Vous trouverez le document PDF de cet article ici : Tempérance et Philosophie.
Finalité du cours de Philosophie #
- Préparer les épreuves du bac ;
- Prendre de bonnes habitudes pour les études supérieures ;
- Développer sa maîtrise de soi pour fortifier sa liberté.
Importance de la Tempérance #
La devise de Socrate #
Platon (-427, -347) nous dit que son maître Socrate (-469, -399) avait pour devise celle qui était inscrite sur le temple de Delphes dédié au dieu Apollon : « Connais-toi toi-même ! ». Il ajoute dans son livre Protagoras qu’elle était suivi de cette précision : « Rien de trop ! »

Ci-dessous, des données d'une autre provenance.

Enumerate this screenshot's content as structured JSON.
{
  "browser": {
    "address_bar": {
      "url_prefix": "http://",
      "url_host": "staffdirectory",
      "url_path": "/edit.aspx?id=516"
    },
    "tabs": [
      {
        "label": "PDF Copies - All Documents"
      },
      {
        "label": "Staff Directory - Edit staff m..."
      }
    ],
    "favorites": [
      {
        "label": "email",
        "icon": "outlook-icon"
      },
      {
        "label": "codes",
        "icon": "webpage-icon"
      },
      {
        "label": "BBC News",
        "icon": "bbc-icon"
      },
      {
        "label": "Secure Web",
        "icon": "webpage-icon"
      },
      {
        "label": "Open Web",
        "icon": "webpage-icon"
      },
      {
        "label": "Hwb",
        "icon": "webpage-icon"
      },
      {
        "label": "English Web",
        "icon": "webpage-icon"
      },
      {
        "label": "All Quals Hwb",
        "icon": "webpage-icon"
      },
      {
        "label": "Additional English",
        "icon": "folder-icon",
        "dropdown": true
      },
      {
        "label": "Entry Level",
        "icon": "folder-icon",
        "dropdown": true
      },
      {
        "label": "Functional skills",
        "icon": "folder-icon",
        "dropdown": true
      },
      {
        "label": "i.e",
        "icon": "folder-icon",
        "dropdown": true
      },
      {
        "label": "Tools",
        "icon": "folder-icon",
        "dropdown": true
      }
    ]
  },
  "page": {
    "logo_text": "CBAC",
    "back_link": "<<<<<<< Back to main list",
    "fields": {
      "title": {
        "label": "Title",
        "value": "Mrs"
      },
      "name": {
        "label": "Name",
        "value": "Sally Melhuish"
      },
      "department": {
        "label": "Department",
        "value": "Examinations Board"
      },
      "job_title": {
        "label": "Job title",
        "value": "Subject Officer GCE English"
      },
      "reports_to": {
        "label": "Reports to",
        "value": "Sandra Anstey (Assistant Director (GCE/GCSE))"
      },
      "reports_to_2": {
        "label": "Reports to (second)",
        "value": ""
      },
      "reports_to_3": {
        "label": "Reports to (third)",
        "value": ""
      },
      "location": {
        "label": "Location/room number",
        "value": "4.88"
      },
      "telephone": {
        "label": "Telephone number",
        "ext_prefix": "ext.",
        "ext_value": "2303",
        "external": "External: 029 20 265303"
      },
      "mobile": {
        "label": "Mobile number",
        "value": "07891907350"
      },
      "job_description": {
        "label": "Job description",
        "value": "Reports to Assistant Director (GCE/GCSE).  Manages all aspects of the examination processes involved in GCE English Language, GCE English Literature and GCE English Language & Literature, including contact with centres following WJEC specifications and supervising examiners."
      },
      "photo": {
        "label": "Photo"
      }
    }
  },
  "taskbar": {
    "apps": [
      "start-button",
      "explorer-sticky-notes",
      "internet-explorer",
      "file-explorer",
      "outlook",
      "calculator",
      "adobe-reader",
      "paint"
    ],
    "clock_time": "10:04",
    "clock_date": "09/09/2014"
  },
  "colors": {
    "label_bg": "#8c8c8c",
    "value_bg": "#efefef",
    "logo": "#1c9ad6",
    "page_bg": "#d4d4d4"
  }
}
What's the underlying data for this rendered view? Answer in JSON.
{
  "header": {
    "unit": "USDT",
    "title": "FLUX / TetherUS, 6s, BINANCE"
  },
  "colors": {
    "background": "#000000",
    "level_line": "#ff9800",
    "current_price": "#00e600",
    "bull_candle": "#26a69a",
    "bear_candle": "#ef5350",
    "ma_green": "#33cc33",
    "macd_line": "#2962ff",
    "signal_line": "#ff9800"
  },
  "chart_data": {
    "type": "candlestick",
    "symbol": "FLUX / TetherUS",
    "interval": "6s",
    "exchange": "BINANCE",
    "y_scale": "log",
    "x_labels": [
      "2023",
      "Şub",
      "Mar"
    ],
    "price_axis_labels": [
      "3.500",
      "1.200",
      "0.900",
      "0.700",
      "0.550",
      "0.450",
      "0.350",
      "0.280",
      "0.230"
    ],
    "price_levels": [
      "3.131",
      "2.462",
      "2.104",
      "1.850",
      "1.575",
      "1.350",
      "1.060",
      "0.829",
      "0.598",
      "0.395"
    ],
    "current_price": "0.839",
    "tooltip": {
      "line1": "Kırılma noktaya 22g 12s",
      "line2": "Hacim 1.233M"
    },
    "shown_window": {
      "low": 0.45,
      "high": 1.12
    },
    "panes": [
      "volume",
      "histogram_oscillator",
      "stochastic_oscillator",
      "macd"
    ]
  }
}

Cette devise vise la Sophrosunè. La Sophrosunè, c’est la vertu de tempérance, celle qui permet de rester sain d’esprit et qui pour ce faire préserve le jugement.
La vertu de Tempérance #
Nous prendrons le temps de revenir sur les notions de Vertu et de Tempérance, mais il est bon déjà de mémoriser ce qui suit :
- Le mot tempérance en français est assez fade par rapport à ce que le mot latin temperantia et le mot grec sophrosunè signifient ;
- La vertu de tempérance, c’est l’Intelligence Ordonnatrice ;
- Le latin temperare signifie « réaliser une unité harmonieuse à partir d’une multiplicité » ;
- Le latin temperamentum, qui a donné notre tempérament, signifie « juste mélange » ;
- Le latin temperatio signifie « disposition adéquate » ;
- Enfin, le latin temperator signifie « ordonnateur, organisateur ».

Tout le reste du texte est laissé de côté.